Komandan Sekolah Staf dan Komando Angkatan Laut (Danseskoal) Laksamana Muda TNI Ariantyo Condrowibowo melaksanakan salat gaib dan doa bersama dalam rangka mendoakan 23 prajurit Marinir TNI Angkatan Laut yang menjadi korban bencana longsor di kawasan Pasirlangu, Cisarua, Kabupaten Bandung Barat. Kegiatan salat gaib dan doa bersama diikuti Pejabat Utama (PJU) Seskoal, Perwira, Bintara, Tamtama, Pegawai Negeri Sipil (PNS), dan jamaah sekitar Seskoal, bagi yang beragama Islam dilaksanakan di masjid Nurul Iman, sedangkan yang beragama Kristen dilaksanakan di gereja Arthur Solang Seskoal, Cipulir, Kebayoran Lama, Jakarta Selatan, Selasa (27/01/2026).

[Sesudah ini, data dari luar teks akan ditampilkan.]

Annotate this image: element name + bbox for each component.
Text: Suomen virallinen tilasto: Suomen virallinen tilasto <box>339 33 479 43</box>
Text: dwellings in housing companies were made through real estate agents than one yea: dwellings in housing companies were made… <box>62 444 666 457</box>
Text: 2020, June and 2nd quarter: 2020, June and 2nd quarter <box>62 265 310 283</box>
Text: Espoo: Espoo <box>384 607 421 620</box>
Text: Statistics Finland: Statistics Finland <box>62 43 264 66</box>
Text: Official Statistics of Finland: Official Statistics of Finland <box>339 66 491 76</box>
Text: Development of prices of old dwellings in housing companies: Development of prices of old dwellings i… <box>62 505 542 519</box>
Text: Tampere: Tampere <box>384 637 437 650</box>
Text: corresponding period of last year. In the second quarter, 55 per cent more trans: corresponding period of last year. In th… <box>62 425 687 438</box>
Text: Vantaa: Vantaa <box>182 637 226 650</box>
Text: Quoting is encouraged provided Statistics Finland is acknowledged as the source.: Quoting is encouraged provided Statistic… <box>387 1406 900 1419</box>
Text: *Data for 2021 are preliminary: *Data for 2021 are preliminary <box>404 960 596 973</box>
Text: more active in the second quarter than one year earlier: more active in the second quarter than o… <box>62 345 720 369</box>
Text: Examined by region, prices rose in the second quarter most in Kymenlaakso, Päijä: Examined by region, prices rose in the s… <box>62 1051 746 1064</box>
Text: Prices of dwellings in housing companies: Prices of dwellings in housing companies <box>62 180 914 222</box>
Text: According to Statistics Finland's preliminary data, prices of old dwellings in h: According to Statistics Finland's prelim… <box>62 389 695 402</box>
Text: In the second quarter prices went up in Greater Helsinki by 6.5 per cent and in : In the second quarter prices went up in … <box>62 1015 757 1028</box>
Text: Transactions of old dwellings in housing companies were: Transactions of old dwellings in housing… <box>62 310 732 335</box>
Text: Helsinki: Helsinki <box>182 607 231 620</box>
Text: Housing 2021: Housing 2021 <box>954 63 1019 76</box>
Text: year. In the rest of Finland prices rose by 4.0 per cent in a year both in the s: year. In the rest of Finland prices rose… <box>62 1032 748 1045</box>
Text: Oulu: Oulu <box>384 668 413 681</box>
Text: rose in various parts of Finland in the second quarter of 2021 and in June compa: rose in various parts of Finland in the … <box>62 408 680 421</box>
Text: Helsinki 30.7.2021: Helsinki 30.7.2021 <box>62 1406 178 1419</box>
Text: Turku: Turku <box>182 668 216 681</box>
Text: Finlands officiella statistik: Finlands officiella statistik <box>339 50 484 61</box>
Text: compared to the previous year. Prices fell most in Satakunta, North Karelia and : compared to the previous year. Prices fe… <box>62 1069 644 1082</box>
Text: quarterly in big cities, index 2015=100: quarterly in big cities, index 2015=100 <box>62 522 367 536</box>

Prajurit Marinir berada di Cisarua yang menjadi korban bencana longsor sedang melaksanakan latihan pratugas untuk pengamanan perbatasan Indonesia-Papua Nugini. Upaya pencarian terus dilaksanakan dengan menerjunkan 200 prajurit Marinir, menggunakan teknologi drone, termal, dan anjing pelacak.
Selesai salat gaib dan doa bersama, Danseskoal menyampaikan “Turut berbelasungkawa yang mendalam atas gugurnya 23 prajurit Marinir TNI Angkatan Laut akibat bencana longsor di Cisarua, Bandung Barat. Semoga para korban diampuni dosa-dosanya, diterima amal baiknya, dan ditempatkan yang terbaik di sisi Tuhan Yang Maha Esa, Allah Subhanahu wa Ta’ala sebagai syuhada yang membela tanah air, serta keluarga yang ditinggalkan diberikan kekuatan dan ketabahan”.